The break-even level of new sales

Buckingham Packaging is considering expanding its production capacity by purchasing a new machine, the XC-750. The cost of the XC-750 is $2.75 million. Unfortunately, installing this machine will take several months and will partially disrupt production. The firm has just completed a $50,000 feasibility study to analyse the decision to buy the XC-750, resulting in the following estimates:

• Marketing: Once the XC-750 is operational next year, the extra capacity is expected to generate $10 million per year in additional sales, which will continue for the 10-year life of the machine.

• Operations: The disruption caused by the installation will decrease sales by $5 million this year. As with Buckingham’s existing products, the cost of goods for the products produced by the XC-750 is expected to be 70% of their sale price. The increased production will also require increased inventory on hand of $1 million during the life of the project, including year 0.

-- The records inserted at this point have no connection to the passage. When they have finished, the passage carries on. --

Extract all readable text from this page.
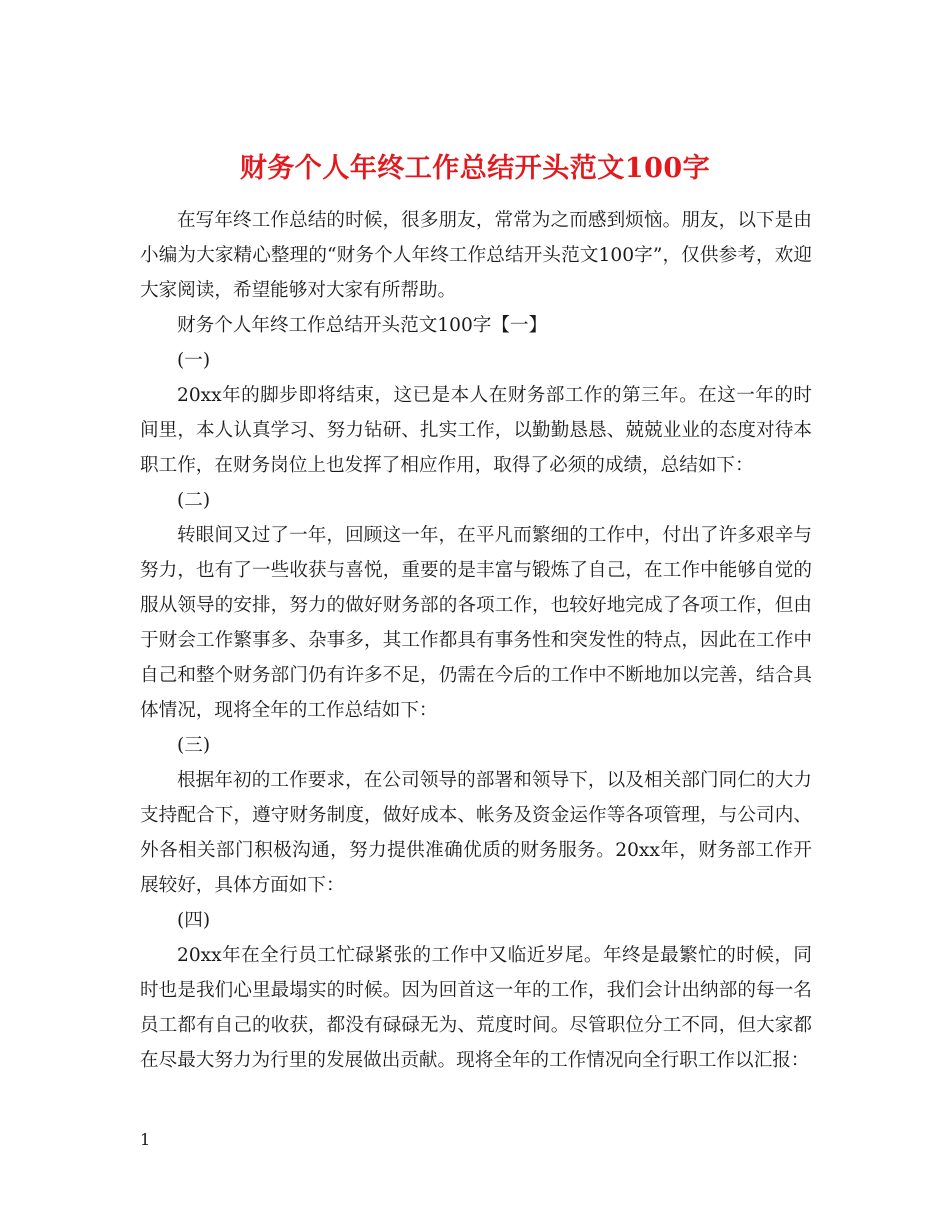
财务个人年终工作总结开头范文100字

在写年终工作总结的时候，很多朋友，常常为之而感到烦恼。朋友，以下是由小编为大家精心整理的“财务个人年终工作总结开头范文100字”，仅供参考，欢迎大家阅读，希望能够对大家有所帮助。

财务个人年终工作总结开头范文100字【一】

(一)

20xx年的脚步即将结束，这已是本人在财务部工作的第三年。在这一年的时间里，本人认真学习、努力钻研、扎实工作，以勤勤恳恳、兢兢业业的态度对待本职工作，在财务岗位上也发挥了相应作用，取得了必须的成绩，总结如下：

(二)

转眼间又过了一年，回顾这一年，在平凡而繁细的工作中，付出了许多艰辛与努力，也有了一些收获与喜悦，重要的是丰富与锻炼了自己，在工作中能够自觉的服从领导的安排，努力的做好财务部的各项工作，也较好地完成了各项工作，但由于财会工作繁事多、杂事多，其工作都具有事务性和突发性的特点，因此在工作中自己和整个财务部门仍有许多不足，仍需在今后的工作中不断地加以完善，结合具体情况，现将全年的工作总结如下：

(三)

根据年初的工作要求，在公司领导的部署和领导下，以及相关部门同仁的大力支持配合下，遵守财务制度，做好成本、帐务及资金运作等各项管理，与公司内、外各相关部门积极沟通，努力提供准确优质的财务服务。20xx年，财务部工作开展较好，具体方面如下：

(四)

20xx年在全行员工忙碌紧张的工作中又临近岁尾。年终是最繁忙的时候，同时也是我们心里最塌实的时候。因为回首这一年的工作，我们会计出纳部的每一名员工都有自己的收获，都没有碌碌无为、荒度时间。尽管职位分工不同，但大家都在尽最大努力为行里的发展做出贡献。现将全年的工作情况向全行职工作以汇报：

1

• Human Resources: The expansion will require additional sales and administrative personnel at a cost of $2 million per year.

• Accounting: The XC-750 has a CCA rate of 30%, and no salvage value is expected. The firm expects receivables from the new sales to be 15% of revenues and payables to be 10% of the cost of goods sold. Buckingham’s marginal corporate tax rate is 35%.

a. Determine the incremental earnings (using CCA) from the purchase of the XC-750.

b. Determine the free cash flow from the purchase of the XC-750.

c. If the appropriate cost of capital for the expansion is 10%, compute the NPV of the purchase (including all CCA tax shield effects).

d. While the expected new sales will be $10 million per year from the expansion, estimates range from $8 million to $12 million. What is the NPV in the worst case? In the best case?

e. What is the break-even level of new sales from the expansion? What is the break-even level for the cost of goods sold?

f. Buckingham could instead purchase the XC-900, which offers even greater capacity. The cost of the XC-900 is $4 million. The extra capacity would not be useful in the first two years of operation, but would allow for additional sales in years 3 to 10. What level of additional sales (above the $10 million expected for the XC-750) per year in those years would justify purchasing the larger machine?